Hello everyone and welcome to the latest installment of Music Monthly brought to you by Plebings! What a great few months it has been! Lots of music to review. Yes, I’ve reviewed a massive 25 albums, and we’ll be pumping out issues of Music Monthly every week during August. Let’s hope August isn’t as much of an assault on the ears as the past few months have been.
So, here we go, continue reading to read the reviews featuring albums A-C that were released during the past three months.
ANOHNI / HOPELESSNESS (Alt-pop)
Rating – 7
Highlights: Marrow, Crisis
HOPELESSNESS is unsettling; it blends the sounds of cold electronics and the majestic vocals of ANOHNI to form some strange beast (for nerds, think of Mother 3’s nature/robotic abominations). She knows it’s unnatural, but the sound perfectly matches the eco-warrior themes throughout. The lyrics couldn’t be any more direct focusing on drone bombs, global warming, Obama and so much more. You’ll be left either rolling your eyes or feeling, well, hopeless.

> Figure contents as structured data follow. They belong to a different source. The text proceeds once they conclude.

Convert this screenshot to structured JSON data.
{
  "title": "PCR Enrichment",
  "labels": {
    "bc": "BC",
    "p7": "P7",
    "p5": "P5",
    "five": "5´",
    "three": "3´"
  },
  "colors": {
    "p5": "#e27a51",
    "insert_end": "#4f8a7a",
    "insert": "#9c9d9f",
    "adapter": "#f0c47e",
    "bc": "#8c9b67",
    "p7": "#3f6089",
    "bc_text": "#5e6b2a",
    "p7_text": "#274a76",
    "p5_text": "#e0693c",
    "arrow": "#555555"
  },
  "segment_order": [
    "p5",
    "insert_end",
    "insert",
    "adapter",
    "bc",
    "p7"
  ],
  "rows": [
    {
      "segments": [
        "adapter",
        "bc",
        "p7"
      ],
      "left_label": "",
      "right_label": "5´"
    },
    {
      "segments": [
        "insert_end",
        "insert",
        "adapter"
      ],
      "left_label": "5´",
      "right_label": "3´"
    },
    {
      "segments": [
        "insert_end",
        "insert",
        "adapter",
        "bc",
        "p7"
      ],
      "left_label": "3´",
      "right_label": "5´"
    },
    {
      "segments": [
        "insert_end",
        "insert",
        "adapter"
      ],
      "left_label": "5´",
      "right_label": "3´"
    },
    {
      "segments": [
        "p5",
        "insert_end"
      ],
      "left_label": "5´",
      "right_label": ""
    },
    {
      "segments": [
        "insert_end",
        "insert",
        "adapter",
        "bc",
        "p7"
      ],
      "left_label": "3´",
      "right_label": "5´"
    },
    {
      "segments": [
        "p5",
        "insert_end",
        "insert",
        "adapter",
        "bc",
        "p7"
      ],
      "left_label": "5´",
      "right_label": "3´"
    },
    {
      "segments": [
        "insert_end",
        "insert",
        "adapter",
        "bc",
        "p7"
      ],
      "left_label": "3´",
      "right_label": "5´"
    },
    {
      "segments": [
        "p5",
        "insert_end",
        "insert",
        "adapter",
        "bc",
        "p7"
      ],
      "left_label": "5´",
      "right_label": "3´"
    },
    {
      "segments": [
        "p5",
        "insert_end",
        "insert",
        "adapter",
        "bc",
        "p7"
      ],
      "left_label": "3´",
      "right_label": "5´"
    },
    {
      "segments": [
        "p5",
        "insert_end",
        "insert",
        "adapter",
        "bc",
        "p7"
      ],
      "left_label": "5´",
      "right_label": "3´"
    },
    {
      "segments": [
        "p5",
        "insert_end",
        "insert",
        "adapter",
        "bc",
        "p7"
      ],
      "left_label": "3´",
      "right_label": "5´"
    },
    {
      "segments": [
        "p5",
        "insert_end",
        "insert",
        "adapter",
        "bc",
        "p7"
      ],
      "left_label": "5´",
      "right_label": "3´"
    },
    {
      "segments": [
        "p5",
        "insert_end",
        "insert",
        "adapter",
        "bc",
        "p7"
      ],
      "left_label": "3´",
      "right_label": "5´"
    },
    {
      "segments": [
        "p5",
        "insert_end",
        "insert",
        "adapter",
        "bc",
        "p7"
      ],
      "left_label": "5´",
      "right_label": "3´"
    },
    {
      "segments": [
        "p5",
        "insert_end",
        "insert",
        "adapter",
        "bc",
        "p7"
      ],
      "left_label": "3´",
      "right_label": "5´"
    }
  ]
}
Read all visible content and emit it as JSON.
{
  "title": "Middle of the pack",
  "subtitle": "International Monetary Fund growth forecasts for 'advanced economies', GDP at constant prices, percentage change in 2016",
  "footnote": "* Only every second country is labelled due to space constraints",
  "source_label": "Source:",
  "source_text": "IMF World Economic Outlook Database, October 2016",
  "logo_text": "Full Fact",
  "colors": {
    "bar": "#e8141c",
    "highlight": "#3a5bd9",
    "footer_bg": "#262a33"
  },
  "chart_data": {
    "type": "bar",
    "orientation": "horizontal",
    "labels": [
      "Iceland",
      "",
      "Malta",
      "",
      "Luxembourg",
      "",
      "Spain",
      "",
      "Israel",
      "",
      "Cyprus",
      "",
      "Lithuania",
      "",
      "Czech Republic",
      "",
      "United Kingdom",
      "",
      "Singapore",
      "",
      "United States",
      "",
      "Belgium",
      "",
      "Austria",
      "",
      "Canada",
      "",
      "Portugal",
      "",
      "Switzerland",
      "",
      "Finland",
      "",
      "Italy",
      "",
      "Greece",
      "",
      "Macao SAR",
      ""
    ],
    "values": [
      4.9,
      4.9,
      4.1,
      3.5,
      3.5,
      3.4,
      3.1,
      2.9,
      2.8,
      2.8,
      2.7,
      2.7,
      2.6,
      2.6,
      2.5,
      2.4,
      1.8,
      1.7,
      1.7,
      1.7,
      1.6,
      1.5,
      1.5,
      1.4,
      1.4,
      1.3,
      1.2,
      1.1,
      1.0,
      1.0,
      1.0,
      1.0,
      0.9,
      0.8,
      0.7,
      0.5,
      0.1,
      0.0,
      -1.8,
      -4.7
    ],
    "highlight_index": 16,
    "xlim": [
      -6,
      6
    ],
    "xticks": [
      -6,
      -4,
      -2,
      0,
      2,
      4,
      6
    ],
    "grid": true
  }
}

Ariana Grande / Dangerous Woman (Pop)
Rating – 7
Highlights: Everyday, Knew Better / Forever Boy
I never understood the adoration for My Everything, it was a mixed bag, dragged down by MOR tosh and out of place up-tempos. Enter Dangerous Woman; which manages to fix the problems of the former while creating its own new issues. Boring ballads are out, boring mid-tempos are in. Screechy tracks like Problem/Break Free are gone, and in their stead we have the hypnotising pulse of tracks like Into You and Touch It (both playing out like Love Me Harder on steroids). Just please make sure to buy the deluxe edition, or I’d be knocking a couple of points off.
Blood Orange / Freetown Sound (R&B)
Rating – 8
Highlights: Best to You, Hadron Collider
It’s difficult to state that Freetown Sound is a political charged album. Whilst it covers bases like feminism, police violence and racial politics, the soft R&B sound throughout soften its impact. In the end Dev sounds exhausted, and who can blame him? Still, Freetown Sound is effective in its more subtle approach; maybe love will win in the end. Shout out to the excellent feature picks too, including Nelly Furtado, Debbie Harry (of Blondie), Carly Rae Jepsen and Empress Of.
Bright Light Bright Light / Choreography (Pop)
Rating – 4
Highlights: Where Is The Heartbreak
Choreography has to be nominated for the gayest album ever, right? Not released by the Drag Race alumni of course. From its title to the cover, and even the features – half the album’s songs feature a guest appearance from either a member of Scissor Sisters or Elton bloody John. Sadly for the most part I’m left yearning for a song to land a punch. Rod Thomas isn’t the most charismatic singer, a forgivable trait if the instrumentals weren’t so limp. I count three tracks I really enjoyed, but the rest blend together in a boring rainbow of beige. There’s nothing to hate on Choreography, but it might give the album some character if there was.
Chance The Rapper – Coloring Book (Rap)
Rating – 6
Highlights: All Night, No Problem
I should like Coloring Book more than I do. It’s use of gospel and generally colourful instrumentation are things I’ve praised Kanye and Macklemore’s latest for. Thankfully, Coloring Book doesn’t suffer the same bloated body that dragged Pablo and Views down, but it doesn’t switch things up either. The tracks never properly blow me away either, only the groove of All Night and blinding sunshine of No Problem grab my attention for the most part. Still, it’s a cohesive album to a fault and recommended for anyone who thinks of rap as only thug beats and negative thoughts.
Christine and the Queens / Chaleur Humaine (Pop)
Rating – 7
Highlights: Narcissus is Back, Tilted
Christine is cool. She hangs out with drag queens, comes from France and just makes cool music. Seeing her blow up in the UK has been incredible, and restores faith in me that the UK can actually take to a talented left-field pop star. Chaleur Humaine takes a minimal approach similar to Lorde’s Pure Heroine, but each track has a baroque twist, be it plucking of strings or a gentle piano. It gives a warm layer to what could be a cold album, and combined with Christine’s soft vocals leave a good impression.
Classixx – Faraway Reach (Dance)
Rating – 6
Highlights: Safe Inside, Just Let Go
A blogger’s wet dream. Faraway Reach is a dance album, with features from indie darlings such as Passion Pit, How To Dress Well and Holy Ghost! – It’s actually quite consistent too, unlike my view on the recent Flume album. Sadly its consistency is its undoing, it never quite goes the extra mile, and so you probably won’t hear any of these taking over the dance floor.